Highly skilled and extremely knowledgeable, Dianne provides extraordinary care to her patients and their families. However, it is her nature of compassion where she sparkles the brightest. Patients and their families appreciate the compassionate care they receive from Dianne as she makes them feel trustful and comfortable during their most difficult time of recovery, and sometimes during the dying process. When a patient cannot afford to buy a medication, she will go out of her way to have pharmacy and a social worker involved to ensure her patient does not go without it. Dianne is always very attentive and has that fifth sense of anticipating her patients’ and their families’ needs. Before a patient can say, “I need something for pain,” she is already in the room with the medication in her hand ready to hand it to her patient with a smile. Dianne is very thorough and very informative when educating her patients and their families. She makes it her mission to make sure her patients are well informed of any procedures or tests they are about to go through by making sure all their concerns and questions are answered appropriately in a timely manner.

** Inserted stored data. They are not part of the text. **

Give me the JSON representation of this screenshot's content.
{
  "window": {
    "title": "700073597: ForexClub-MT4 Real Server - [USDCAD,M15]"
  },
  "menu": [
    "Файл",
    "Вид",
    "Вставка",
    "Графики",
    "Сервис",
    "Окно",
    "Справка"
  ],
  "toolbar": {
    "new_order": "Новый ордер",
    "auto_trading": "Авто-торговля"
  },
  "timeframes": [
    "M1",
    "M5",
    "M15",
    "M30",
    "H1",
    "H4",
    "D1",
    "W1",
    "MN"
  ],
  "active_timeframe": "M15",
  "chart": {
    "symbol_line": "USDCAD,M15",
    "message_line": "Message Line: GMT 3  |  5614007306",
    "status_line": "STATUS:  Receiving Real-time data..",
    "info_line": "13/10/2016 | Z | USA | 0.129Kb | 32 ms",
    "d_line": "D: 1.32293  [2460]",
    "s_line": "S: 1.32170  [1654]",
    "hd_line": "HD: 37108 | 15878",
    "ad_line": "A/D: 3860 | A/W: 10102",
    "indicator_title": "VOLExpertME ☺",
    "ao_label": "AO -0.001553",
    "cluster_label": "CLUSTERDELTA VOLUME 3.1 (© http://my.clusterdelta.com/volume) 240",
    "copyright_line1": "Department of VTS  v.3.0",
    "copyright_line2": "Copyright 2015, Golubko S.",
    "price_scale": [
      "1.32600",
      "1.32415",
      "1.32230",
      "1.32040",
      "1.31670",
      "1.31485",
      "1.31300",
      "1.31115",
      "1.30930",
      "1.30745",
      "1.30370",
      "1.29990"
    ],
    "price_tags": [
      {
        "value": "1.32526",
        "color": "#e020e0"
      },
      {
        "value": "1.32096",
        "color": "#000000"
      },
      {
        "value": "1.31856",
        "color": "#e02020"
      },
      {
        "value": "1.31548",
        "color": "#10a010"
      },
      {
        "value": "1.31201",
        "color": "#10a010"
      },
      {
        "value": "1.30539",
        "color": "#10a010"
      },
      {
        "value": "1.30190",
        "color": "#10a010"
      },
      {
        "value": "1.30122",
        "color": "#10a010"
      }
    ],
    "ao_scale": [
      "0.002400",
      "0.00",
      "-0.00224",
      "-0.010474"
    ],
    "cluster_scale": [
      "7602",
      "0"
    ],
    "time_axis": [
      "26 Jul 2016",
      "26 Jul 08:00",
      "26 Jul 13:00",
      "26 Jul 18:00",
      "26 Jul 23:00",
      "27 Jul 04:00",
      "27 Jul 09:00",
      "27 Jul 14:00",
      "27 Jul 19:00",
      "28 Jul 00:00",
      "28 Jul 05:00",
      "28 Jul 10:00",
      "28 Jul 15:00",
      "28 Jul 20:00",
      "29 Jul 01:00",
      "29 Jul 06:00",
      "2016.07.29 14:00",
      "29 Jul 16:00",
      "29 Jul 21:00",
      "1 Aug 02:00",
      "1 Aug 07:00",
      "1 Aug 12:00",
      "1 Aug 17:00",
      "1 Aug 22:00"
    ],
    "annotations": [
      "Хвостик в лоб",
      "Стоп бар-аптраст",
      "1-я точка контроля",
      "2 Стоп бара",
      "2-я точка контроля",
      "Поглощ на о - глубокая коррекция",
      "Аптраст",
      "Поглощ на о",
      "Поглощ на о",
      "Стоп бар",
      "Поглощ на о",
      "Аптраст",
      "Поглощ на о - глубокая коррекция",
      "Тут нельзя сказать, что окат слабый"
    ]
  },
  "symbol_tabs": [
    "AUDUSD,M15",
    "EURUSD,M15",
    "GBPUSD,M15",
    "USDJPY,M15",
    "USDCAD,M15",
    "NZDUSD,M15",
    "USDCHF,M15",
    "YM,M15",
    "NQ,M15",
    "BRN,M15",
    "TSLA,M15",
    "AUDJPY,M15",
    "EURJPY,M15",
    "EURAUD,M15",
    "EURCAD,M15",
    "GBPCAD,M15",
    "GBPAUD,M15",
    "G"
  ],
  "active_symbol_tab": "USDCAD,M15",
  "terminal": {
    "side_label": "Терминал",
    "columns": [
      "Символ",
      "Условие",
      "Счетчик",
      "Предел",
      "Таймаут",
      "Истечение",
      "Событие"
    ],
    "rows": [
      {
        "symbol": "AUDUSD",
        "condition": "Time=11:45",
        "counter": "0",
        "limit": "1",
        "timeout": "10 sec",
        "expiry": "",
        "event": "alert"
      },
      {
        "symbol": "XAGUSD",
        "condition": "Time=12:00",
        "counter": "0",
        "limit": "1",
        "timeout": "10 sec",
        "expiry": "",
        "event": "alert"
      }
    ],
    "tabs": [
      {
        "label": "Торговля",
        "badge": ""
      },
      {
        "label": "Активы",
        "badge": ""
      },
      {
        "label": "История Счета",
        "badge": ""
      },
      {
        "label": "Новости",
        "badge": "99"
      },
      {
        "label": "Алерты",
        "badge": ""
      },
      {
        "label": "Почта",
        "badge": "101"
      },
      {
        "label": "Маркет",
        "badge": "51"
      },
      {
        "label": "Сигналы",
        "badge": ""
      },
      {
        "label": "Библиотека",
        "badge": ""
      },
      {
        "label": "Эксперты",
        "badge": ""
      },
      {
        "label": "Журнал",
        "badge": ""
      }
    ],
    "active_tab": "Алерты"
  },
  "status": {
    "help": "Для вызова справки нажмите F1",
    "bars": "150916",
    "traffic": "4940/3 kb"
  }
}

Regardless of patients’ background and family situations, Dianne provides honourable care to all her patients with empathy, dignity, and respect. Her warm and genuine compassion, is the kind of character that our patients and their families look for and continues to inspires all of us. Dianne is loved by everyone on the Inpatient Surgery Unit, and has been a valuable member of the organization for over 30 years. I am most confident that she will continue to shine her star and for this, she is most deserving of this year’s Nursing Hero Award. Thank you. 

We would also like to share our congratulations with the following Oak Valley Health nurses, who were all nominated for a 2023 Nursing Hero Award:

Pamela Anderson, Alaa Hamzeh, Caitlin Keeble, Angela King, Allison Parkinson, Holly Rupert, Kiran Sharma, Gurleen Singh, Jennifer Taniguchi, and Jane Warner.